Updated

Although pediatric high cholesterol levels in the U.S. have gone down since 1999, about one in 10 kids still has high blood pressure, according to a new study.

By 2012, approximately 20 percent of U.S. kids ages 8 to 17 had unhealthy cholesterol levels, and 10 percent had hypertension or borderline hypertension.

These measures tend to track from childhood into adulthood, and in adults they are associated with heart problems and death, the authors note in the introduction to their JAMA Pediatrics report.

“Our research suggests there were modest improvements in blood cholesterol levels and stable blood pressure levels among children between 1999 and 2012,” lead author Dr. Brian K. Kit told Reuters Health.

“Because cholesterol levels and blood pressure in childhood are associated with cholesterol levels and blood pressure in adulthood, changes during childhood may have long-term significance,” said Kit, who is with the U.S. Public Health Service at the National Center for Health Statistics in Hyattsville, Maryland.

For the new study, Kit and his colleagues used National Health and Nutrition Examination Survey (NHANES) data, which includes direct measurements of fat and cholesterol in the blood and blood pressure readings, from seven surveys between 1999 and 2012.

The analysis looked at blood cholesterol data and blood pressure readings for about 1,500 kids ages eight to 18.

In the most recent survey, conducted in 2011-2012, some 20 percent of the kids had an “adverse lipid concentration” - meaning they had high total cholesterol, high bad cholesterol or low good cholesterol. Eleven percent had high or borderline-high blood pressure readings, based on cutoff points for the child’s sex, age and height.

Unhealthy cholesterol levels had become a little less common since the 1999 survey. For example, in 1999 just over 10 percent of kids had high total cholesterol, which fell to 7.8 percent in 2012.
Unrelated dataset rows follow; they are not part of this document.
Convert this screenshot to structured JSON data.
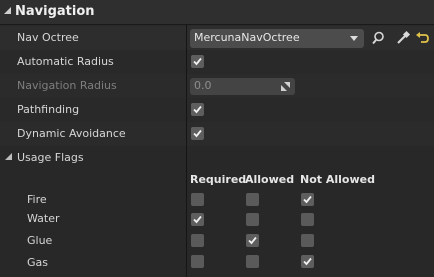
{
  "section": {
    "title": "Navigation"
  },
  "rows": {
    "nav_octree": {
      "label": "Nav Octree",
      "value": "MercunaNavOctree"
    },
    "automatic_radius": {
      "label": "Automatic Radius",
      "checked": true
    },
    "navigation_radius": {
      "label": "Navigation Radius",
      "value": "0.0"
    },
    "pathfinding": {
      "label": "Pathfinding",
      "checked": true
    },
    "dynamic_avoidance": {
      "label": "Dynamic Avoidance",
      "checked": true
    }
  },
  "usage_flags": {
    "label": "Usage Flags",
    "columns": [
      "Required",
      "Allowed",
      "Not Allowed"
    ],
    "items": [
      {
        "label": "Fire",
        "values": [
          false,
          false,
          true
        ]
      },
      {
        "label": "Water",
        "values": [
          true,
          false,
          false
        ]
      },
      {
        "label": "Glue",
        "values": [
          false,
          true,
          false
        ]
      },
      {
        "label": "Gas",
        "values": [
          false,
          false,
          true
        ]
      }
    ]
  },
  "icons": {
    "browse": "magnifier-icon",
    "pick": "eyedropper-icon",
    "reset": "reset-arrow-icon"
  },
  "colors": {
    "accent_reset": "#e0c24a",
    "panel": "#2a2a2a",
    "header": "#2f2f2f"
  }
}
There were also fewer kids with high blood pressure over the decade, a decrease from 3 percent to 1.6 percent. But the number of kids with borderline high blood pressure remained steady, and when the borderline and high categories were lumped together, these too were steady from 1999 to 2012.

“Cholesterol levels and blood pressure are influenced by many factors including diet, physical activity and exposure to smoke,” Kit told Reuters Health by email.

The study didn’t explore why rates of unhealthy cholesterol and blood pressure had declined or plateaued. And Kit noted that complications from those conditions are uncommon during childhood.

But, he emphasized, screening and prevention in kids and teens is important to prevent these important heart disease risk factors form persisting into adulthood.

Bernard Rosner, professor of biostatistics at the Harvard School of Public Health in Boston, noted that in a similar study he conducted, almost twice as many kids qualified for high blood pressure because he used blood pressure standards based on healthy-weight children.

The new study, in which he was not involved, used standards based on a combination of healthy-weight and overweight children, Rosner noted.

Rosner also cautioned that the demographics of the NHANES survey sample may have changed over time, which might explain some of the shifts in rates of adverse cholesterol or blood pressure.

The National Institutes of Health have issued guidance for pediatricians to help kids with high cholesterol or high blood pressure improve their diets or physical activity or for prescribing medications for them, Kit said.